Cultura

"Bomba" de Calabeto rebenta no Show do Mês

No dia em que festejou 55 anos de carreira, Calabeto “rebentou” com “Bomba” e muitas outras canções em concerto realizado no Royal Plaza, no Talatona, no âmbito da programação mensal “Show do Mês”.

Kota
Fotografia: Paulo Mulaza | Edições Novembro

Promovido pela Nova Energia, o cantor e compositor Calabeto não deixou os seus créditos em mãos alheias e levou ao rubro, sexta-feira e sábado, os espectadores que assistiram mais uma edição do Show do Mês.
Foram duas noites memoráveis, em que o cantor destacou a música “Bomba”, uma das mais badaladas deste ano, em dueto com Matias Damásio, este último ausente, Calabeto actuou com Mister Kim, que, com mestria, partilharam o palco.
Dos 22 temas interpretados por Calabeto, que completou 55 anos de carreira, a canção "Bomba" foi a que mais o público aplaudiu e acompanhou, criando um alvoroço entre os espectadores, que pediram bis, porém, o artista encerrou o show com “A vitória é  certa”.
Os dois concertos, com duração de cerca de uma hora e 45 minutos, abriram com “Ai Nzambi”. O alinhamento musical integrou ainda as músicas “Mbiza ukusuka”, “Tua bombo tua lemba”, “João Capo”, entre outros sucessos cuja rítmica tem influências latina e brasileira.
Calabeto teve, também, convidados, entre os quais Voto Gonçalves, sendo o primeiro a subir ao palco, e cantou “Caminho incerto” e “Zakumba”, criando um forte ambiente de nostalgia musical. O autor da música “Pão com chouriço” não deixou de dançar, quase chorou de emoção, enquanto a plateia o acompanhava em uníssono.
Patrícia Faria também fez parte da festa que assinalou o 55 aniversário da carreira de Calabeto, um dos mais conceituados cantores e compositores angolanos.
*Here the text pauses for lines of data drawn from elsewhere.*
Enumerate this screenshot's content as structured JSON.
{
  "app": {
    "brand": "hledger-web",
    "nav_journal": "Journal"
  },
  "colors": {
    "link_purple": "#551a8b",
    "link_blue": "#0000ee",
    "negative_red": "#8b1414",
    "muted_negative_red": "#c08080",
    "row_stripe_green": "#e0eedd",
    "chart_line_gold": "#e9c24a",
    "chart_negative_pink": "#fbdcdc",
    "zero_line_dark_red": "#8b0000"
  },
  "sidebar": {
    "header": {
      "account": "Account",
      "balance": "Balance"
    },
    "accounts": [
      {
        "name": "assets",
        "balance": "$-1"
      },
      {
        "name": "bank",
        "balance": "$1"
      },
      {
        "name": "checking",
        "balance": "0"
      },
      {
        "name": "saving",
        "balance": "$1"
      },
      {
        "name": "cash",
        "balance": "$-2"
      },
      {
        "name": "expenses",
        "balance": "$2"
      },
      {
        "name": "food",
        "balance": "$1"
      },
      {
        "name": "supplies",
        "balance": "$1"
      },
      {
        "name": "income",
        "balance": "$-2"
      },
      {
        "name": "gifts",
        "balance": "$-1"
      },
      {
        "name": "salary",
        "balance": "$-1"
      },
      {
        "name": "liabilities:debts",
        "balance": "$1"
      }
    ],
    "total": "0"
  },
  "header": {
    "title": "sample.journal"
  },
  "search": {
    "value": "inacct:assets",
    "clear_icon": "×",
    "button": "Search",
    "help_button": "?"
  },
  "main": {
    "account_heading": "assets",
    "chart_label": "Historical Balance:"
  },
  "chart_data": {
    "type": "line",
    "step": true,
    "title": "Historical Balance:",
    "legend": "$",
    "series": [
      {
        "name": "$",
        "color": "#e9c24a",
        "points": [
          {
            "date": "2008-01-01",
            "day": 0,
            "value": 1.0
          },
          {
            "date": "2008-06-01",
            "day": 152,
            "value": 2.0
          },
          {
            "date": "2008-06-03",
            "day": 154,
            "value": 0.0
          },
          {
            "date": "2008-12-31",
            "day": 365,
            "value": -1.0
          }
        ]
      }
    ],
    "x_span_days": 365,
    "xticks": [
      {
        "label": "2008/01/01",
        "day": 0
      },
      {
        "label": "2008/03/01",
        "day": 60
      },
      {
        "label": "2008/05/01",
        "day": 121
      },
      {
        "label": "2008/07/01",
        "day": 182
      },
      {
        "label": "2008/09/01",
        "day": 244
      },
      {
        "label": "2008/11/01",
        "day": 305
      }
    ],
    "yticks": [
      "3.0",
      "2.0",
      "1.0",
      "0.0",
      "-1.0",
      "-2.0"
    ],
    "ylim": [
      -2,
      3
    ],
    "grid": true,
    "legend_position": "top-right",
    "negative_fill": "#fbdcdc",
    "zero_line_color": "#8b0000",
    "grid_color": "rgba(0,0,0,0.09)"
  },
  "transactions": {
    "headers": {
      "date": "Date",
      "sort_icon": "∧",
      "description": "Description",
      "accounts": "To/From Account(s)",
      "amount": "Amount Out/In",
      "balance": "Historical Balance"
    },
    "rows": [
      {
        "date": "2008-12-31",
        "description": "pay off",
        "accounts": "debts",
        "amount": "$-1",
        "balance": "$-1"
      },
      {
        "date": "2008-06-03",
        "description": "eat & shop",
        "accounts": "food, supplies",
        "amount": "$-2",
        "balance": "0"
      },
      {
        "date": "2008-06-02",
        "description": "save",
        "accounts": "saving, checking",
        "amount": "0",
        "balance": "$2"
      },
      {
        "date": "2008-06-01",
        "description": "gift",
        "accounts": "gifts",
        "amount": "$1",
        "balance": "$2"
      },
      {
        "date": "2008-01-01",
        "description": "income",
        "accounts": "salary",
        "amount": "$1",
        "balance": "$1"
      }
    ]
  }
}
Patrícia Faria fez um dueto com o anfitrião, interpretando “Vida triste”.
O “dono” dos concertos, Calabeto, soube demonstrar uma vez mais, com gestos que lhe são característicos e dança, que além de intérprete é um autêntico “show man”, transmitindo muita motivação para o público dançar.
Canções em kimbundo e em português dominaram as apresentações do “Kota bwé”, conhecido também pela sua forma de cantar em kimbundu, dizem “refinado”.
Com lotação esgotada, cerca de quinhentas pessoas, os espectadores não tinham espaço para dançar, mas mesmo assim não deixavam de fazê-lo nos seus assentos.

Distinções ao cantor

No mês passado, Calabeto foi homenageado, durante um espectáculo na sala “Rei Elias”, no Complexo Turístico Weza Paradise, em Luanda, inserido no projecto Palco das Recordações, no âmbito da comemoração dos 55 anos da sua carreira, com a participação de Lulas da Paixão, Dom Caetano, Robertinho, Margareth do Rosário e Ivan Alexei, com suporte da banda Movimento.
Segundo a gerência do espaço, para este ano pretende homenagear figuras que, com o seu talento artístico, têm dado o seu mais valioso contributo à produção e divulgação da música angolana, no país e no estrangeiro.
A distinção, bastante animada e colorida em cenário, teve fogo de artifício durante o concerto, e testemunhos de colegas e amigos de Calabeto, um dos ícones da música popular angolana.
O fomento da cultura musical, durante várias décadas nos bairros periféricos de Luanda, foi um dos feitos assinalados na carreira de Calabeto, um dos impulsionadores de convívios musicais.

Perfil de Calabeto

António Miguel Manuel Francisco, de nome artístico Calabeto, nasceu em Luanda no dia 3 de Abril de 1945. Começou a cantar no grupo coral da Missão Evangélica de Luanda.
Em 1958, fundou a Turma Rio de Janeiro. Com uma carreira iniciada na década de 50, Calabeto possui um repertório no qual se destacam vários temas de sucesso, como “Nzambi”, “Ngolo yami”, “Avante o poder popular”, “Tussocana kiebi”, “Camarada Presidente” e “A vitória é certa”.
É autor do disco “Kamba dyami” e teve participação no projecto discográfico Geração do Semba (volumes um e dois).